A landmark study published by scientists at the University of California San Diego is redefining science's understanding of the way learning takes place. The findings, published in the journal Nature and supported by the National Institutes of Health and U.S. National Science Foundation, provide novel insights on how brain wiring changes during learning periods, offering a path to new therapies and technologies that aid neurological disorders.
For many years, neuroscientists have isolated the brain's primary motor cortex (M1), an area in the frontal lobe region, as a hub for sending out signals related to complex movements during episodes of learning. More recently, the motor thalamus, located in the center of the brain, has been implicated as an area that influences M1 during motor learning functions.
But even with such advancements, evidence was lacking on how this learning process unfolds, mainly due to the complex nature of monitoring the interactions of cells across brain areas.
A research team led by Professor Takaki Komiyama's laboratory used powerful neurobiological research techniques to describe these mechanisms in mice for the first time. Using high-tech imaging and a novel data analysis method, the researchers identified the thalamocortical pathway, a communication bridge between the thalamus and the cortex, as the key area that is modified during learning.
Beyond identifying the main pathway, the researchers found that links between regions physically change during learning. Motor learning does much more than adjust activity levels, it sculpts the circuit's wiring, refining the conversation between the thalamus and cortex at a cellular level.

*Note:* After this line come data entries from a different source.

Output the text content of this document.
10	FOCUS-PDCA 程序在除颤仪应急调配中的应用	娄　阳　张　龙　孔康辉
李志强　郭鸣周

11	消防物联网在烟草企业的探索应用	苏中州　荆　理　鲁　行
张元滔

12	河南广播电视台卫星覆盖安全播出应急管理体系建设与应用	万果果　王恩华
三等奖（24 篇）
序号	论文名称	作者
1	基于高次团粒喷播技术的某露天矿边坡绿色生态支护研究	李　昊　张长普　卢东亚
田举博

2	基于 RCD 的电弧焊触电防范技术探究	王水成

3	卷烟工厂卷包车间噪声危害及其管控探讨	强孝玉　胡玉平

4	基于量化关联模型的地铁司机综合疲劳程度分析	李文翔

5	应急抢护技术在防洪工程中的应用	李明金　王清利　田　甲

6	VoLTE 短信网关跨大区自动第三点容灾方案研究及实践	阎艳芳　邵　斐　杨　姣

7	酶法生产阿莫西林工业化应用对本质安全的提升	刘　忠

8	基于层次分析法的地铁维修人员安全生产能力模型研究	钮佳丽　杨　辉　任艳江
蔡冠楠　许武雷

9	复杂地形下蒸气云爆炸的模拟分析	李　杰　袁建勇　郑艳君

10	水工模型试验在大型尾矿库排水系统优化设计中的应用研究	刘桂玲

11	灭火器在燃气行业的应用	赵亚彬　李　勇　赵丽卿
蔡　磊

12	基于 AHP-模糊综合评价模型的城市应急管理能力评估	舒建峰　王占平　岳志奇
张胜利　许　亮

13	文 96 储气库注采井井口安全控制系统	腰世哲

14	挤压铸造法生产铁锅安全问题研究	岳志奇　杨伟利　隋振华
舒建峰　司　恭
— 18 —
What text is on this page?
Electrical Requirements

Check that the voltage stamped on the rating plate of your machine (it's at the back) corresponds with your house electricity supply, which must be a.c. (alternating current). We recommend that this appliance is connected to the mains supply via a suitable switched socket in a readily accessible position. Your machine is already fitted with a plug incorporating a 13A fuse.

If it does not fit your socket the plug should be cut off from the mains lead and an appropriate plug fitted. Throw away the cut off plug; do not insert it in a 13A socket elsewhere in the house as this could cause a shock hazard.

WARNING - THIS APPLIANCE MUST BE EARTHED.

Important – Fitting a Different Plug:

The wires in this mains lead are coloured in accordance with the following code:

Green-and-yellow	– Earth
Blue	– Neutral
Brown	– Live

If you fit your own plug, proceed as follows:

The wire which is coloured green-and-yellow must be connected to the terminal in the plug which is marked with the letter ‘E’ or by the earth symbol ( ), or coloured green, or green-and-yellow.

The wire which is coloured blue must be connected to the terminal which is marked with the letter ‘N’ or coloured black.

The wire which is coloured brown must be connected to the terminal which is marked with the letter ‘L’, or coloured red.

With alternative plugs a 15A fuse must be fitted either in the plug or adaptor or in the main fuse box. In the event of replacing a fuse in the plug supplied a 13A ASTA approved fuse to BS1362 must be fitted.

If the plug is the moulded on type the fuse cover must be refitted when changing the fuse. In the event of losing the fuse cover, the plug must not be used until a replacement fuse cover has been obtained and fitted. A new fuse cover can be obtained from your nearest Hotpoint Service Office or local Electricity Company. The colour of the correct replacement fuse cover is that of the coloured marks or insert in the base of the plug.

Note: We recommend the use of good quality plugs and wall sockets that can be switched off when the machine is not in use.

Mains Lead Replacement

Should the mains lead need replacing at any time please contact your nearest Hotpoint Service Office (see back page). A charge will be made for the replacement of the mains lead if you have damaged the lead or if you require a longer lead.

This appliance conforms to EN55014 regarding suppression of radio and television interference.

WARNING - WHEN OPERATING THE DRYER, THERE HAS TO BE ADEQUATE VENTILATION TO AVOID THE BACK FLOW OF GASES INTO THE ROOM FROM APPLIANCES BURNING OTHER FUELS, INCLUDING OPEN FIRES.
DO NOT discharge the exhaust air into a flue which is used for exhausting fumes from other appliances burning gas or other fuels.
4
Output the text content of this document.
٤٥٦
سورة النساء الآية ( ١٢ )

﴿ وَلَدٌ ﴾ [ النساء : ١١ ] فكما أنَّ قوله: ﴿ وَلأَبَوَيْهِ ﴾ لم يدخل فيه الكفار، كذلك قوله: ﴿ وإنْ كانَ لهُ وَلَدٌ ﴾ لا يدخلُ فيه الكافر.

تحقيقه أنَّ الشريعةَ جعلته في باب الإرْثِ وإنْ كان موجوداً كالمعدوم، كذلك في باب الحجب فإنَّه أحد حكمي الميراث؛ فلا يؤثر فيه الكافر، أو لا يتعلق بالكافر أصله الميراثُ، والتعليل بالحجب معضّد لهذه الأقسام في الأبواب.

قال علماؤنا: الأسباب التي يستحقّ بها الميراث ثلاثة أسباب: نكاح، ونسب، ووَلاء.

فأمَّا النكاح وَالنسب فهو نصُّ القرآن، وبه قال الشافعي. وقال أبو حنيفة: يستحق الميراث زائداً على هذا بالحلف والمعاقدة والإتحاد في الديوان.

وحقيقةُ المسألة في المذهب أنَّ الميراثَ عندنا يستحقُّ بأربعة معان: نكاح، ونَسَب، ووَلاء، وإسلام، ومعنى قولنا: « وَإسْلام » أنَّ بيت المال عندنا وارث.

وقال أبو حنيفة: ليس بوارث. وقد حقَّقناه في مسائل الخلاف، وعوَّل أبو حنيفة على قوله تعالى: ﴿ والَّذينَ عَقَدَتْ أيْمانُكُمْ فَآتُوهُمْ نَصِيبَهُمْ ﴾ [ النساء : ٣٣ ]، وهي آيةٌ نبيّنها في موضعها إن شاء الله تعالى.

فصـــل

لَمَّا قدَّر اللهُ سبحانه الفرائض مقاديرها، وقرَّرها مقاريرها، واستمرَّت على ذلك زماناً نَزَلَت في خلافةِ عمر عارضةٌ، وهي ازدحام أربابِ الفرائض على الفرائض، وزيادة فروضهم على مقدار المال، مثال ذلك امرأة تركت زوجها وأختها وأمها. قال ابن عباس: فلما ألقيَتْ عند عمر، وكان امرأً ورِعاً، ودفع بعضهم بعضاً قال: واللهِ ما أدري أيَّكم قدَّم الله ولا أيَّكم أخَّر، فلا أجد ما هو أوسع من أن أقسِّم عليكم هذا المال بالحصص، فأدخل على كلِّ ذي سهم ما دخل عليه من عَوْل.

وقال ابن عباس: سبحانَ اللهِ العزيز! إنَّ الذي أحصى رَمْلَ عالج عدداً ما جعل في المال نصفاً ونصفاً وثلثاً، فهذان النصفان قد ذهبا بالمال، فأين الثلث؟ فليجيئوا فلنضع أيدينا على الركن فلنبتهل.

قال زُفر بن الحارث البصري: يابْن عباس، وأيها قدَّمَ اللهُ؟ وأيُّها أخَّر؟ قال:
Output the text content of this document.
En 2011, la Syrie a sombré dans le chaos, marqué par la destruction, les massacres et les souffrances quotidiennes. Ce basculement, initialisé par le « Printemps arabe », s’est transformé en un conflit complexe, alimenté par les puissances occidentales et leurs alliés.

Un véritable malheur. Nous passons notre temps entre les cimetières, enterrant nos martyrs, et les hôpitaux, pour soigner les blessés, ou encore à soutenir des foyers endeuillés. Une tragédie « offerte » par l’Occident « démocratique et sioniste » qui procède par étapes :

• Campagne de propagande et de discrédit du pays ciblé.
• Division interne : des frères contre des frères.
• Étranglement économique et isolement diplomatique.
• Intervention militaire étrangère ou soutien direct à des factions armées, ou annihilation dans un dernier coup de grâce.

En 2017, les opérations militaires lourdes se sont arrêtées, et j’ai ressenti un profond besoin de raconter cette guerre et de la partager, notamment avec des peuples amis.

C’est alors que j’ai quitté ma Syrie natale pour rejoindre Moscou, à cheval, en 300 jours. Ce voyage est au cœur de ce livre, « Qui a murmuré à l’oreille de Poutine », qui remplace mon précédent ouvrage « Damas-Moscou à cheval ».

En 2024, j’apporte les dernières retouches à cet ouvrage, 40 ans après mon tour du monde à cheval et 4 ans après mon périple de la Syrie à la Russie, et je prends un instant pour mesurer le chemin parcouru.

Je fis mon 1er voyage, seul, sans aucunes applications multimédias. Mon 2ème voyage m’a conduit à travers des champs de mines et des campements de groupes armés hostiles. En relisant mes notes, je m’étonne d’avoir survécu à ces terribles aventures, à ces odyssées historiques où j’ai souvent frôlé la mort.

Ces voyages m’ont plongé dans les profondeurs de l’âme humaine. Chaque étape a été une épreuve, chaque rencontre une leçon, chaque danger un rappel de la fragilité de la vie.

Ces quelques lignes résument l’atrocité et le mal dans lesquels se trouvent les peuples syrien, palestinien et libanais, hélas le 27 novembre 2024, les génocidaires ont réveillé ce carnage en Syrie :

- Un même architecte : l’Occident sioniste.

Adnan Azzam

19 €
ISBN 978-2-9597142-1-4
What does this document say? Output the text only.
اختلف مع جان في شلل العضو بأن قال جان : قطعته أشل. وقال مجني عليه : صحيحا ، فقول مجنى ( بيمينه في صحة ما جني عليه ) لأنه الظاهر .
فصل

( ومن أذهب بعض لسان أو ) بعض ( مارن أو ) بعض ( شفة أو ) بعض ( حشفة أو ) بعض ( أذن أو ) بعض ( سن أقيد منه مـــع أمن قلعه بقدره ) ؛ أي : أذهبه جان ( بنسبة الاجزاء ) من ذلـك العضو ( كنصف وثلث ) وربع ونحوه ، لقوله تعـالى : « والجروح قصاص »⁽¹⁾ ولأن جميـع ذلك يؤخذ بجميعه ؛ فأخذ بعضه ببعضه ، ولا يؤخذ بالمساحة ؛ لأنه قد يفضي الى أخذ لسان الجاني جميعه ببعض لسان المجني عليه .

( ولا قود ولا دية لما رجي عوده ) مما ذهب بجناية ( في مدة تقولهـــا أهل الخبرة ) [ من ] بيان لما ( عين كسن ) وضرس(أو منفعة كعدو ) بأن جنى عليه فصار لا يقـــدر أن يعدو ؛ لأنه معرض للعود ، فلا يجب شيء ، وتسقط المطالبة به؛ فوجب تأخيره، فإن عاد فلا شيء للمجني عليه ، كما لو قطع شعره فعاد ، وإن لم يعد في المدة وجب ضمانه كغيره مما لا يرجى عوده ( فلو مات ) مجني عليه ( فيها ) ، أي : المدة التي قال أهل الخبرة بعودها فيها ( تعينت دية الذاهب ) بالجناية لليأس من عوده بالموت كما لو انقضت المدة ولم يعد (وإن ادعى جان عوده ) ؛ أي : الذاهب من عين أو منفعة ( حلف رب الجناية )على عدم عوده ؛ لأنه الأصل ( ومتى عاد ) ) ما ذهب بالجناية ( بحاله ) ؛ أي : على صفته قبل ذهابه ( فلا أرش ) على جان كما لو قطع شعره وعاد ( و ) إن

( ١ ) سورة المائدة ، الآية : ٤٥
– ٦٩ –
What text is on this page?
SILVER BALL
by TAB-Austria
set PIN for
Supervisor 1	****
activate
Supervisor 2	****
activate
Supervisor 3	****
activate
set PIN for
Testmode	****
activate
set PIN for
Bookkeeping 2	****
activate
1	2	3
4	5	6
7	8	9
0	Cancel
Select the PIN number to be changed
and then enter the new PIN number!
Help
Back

"Our findings show that learning goes beyond local changes — it reshapes the communication between brain regions, making it faster, stronger and more precise," said Assaf Ramot, the study's lead author and a postdoctoral scholar in the Komiyama Lab. "Learning doesn't just change what the brain does — it changes how the brain is wired to do it."
The study, during which mice learned specific movements, revealed that learning causes a focused reorganization of the thalamus and cortex interaction. During times of learning, the thalamus was found to activate M1 neurons to encode the learned movement and to halt the activation of neurons not involved with the movement being learned.
"During learning, these parallel and precise changes are generated by the thalamus activating a specific subset of M1 neurons, which then activate other M1 neurons to generate a learned activity pattern," said Komiyama, a professor in the Departments of Neurobiology (School of Biological Sciences) and Neurosciences (School of Medicine), with appointments in the Halıcıoğlu Data Science Institute (School of Computing, Information and Data Sciences) and Kavli Institute for Brain and Mind.
To bring the activity of specific neurons into focus — a key insight of the study — the researchers developed a novel analytical method called ShaReD (Shared Representation Discovery) with Neurobiology Assistant Professor Marcus Benna and graduate student Felix Taschbach, study coauthors.
According to Taschbach, who spearheaded development of the data analysis procedure, identifying behaviors that are commonly encoded across different subjects presents a significant challenge because behaviors and their neural representations can vary substantially between animals. To address this issue, the researchers developed ShaReD, which identifies a single shared behavioral representation that correlates with neural activity across different subjects, allowing them to map subtle behavioral features to the activity of different neurons in each animal.
Existing methods typically enforce artificial alignment to reduce individual variability — similar to requiring everyone to follow exactly the same route to a destination. In contrast, ShaReD functions more like identifying which landmarks consistently help travelers navigate, regardless of their specific route choices. The ShaReD method was critical to the study's findings.
"This new method allows us to combine data from multiple experiments to make detailed discoveries that would not have been possible using only the limited number of relevant neurons recorded in an individual brain," said Benna, a computational neuroscientist and co-corresponding author of this study.
The new study is the second recently led by the Komiyama lab that illuminates how our brains learn. In April, William Wright, Nathan Hedrick and Komiyama published a study in Science that describes the multiple rules that neurons follow during episodes of learning, with synapses in different regions following different rules.
With the Nature study's findings, the researchers further science's understanding of the learning process with a new comprehensive model of how the neural circuits underlying learned movements emerge during learning. The new information also offers hope for those who suffer from neurological disorders.
"The study shows that learning isn't just repetition," said Ramot. "It's about your brain literally rewiring itself in a targeted way. Whether you're learning a new skill, recovering from a stroke or using a neuroprosthetic, understanding how brain regions reorganize their communication helps us design better therapies and technologies that work with the brain's natural learning mechanisms."
The paper is dedicated to the memory of An Wu, an assistant project scientist in Komiyama's lab who tragically died in a 2023 Montreal building fire. She is remembered as a brilliant neuroscientist who elevated the many lives she touched.